I have come to realize that true citizenship is not in the eye of the law, but in that of the beholder. That even though we are a nation of immigrants, there is still a standard to which we all judge “Americanism.” I have seen it in my grandparents, who practiced English until their mother tongue felt foreign, and pulled on scratchy clothing in the name of conformity.

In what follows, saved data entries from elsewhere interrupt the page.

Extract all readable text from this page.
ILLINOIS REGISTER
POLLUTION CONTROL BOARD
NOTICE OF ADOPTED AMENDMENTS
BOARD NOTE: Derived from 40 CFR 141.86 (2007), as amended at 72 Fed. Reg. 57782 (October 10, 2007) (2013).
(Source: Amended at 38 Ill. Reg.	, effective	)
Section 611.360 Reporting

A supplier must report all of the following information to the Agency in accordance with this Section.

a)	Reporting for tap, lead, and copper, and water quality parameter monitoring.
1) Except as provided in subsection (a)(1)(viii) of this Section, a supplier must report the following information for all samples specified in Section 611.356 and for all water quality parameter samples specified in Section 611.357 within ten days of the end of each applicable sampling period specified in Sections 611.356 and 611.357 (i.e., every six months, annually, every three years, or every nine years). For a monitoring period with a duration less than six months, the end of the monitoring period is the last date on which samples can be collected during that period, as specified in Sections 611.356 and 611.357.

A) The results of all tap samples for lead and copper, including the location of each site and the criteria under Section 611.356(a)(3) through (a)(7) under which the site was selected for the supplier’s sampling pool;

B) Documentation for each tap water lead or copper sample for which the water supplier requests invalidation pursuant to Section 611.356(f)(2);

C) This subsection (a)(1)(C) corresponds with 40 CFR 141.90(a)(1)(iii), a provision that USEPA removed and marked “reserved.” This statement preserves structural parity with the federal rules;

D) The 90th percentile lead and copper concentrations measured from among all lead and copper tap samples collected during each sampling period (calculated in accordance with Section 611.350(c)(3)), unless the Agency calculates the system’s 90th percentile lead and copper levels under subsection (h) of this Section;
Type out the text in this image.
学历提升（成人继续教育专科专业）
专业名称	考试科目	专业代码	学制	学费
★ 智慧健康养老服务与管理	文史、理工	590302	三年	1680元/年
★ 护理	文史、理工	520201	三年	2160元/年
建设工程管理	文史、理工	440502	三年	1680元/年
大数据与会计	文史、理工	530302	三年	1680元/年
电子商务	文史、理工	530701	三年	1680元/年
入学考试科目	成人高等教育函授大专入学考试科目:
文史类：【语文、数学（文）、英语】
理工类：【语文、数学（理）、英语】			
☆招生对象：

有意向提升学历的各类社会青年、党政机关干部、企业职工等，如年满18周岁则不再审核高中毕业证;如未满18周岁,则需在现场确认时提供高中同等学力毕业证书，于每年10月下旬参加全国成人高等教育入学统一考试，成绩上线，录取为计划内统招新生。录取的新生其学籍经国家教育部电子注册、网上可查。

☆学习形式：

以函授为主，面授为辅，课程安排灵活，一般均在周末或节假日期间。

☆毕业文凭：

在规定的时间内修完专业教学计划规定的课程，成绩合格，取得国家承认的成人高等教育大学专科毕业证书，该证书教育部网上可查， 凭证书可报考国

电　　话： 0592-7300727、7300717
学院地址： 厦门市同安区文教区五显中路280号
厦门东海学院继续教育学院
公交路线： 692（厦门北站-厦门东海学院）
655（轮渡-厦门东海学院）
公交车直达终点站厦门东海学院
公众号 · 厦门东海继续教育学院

It is impossible to know how it feels to be deemed irrelevant, unimportant, and less than by a stranger until it has happened to you. To be immediately appraised based on appearance and told to leave this country never to return is a feeling that no person should experience–a psychological torture that brands your skin and twists your stomach. Yet, it happens. It happens to the people who do not have the luxury of being born American, to the people who don’t wear Western clothing, or whose accent is a little too thick. It happens to all who dare to diverge, to those who do not fit the cookie-cutter molds, and defy societal norms. But I’m just a teenage girl living in Mountain Lakes. How could I ever dismantle the fundamental prejudices of countless Americans?
Frankly, I don’t know, but I do know one thing: all whose hearts are heavy with hate will never prevail. I have hope that the greatest nation on Earth can stand together with all of our uniquenesses, and love one another until that man’s hate becomes an infinitesimal blip in a sea of harmonious differences.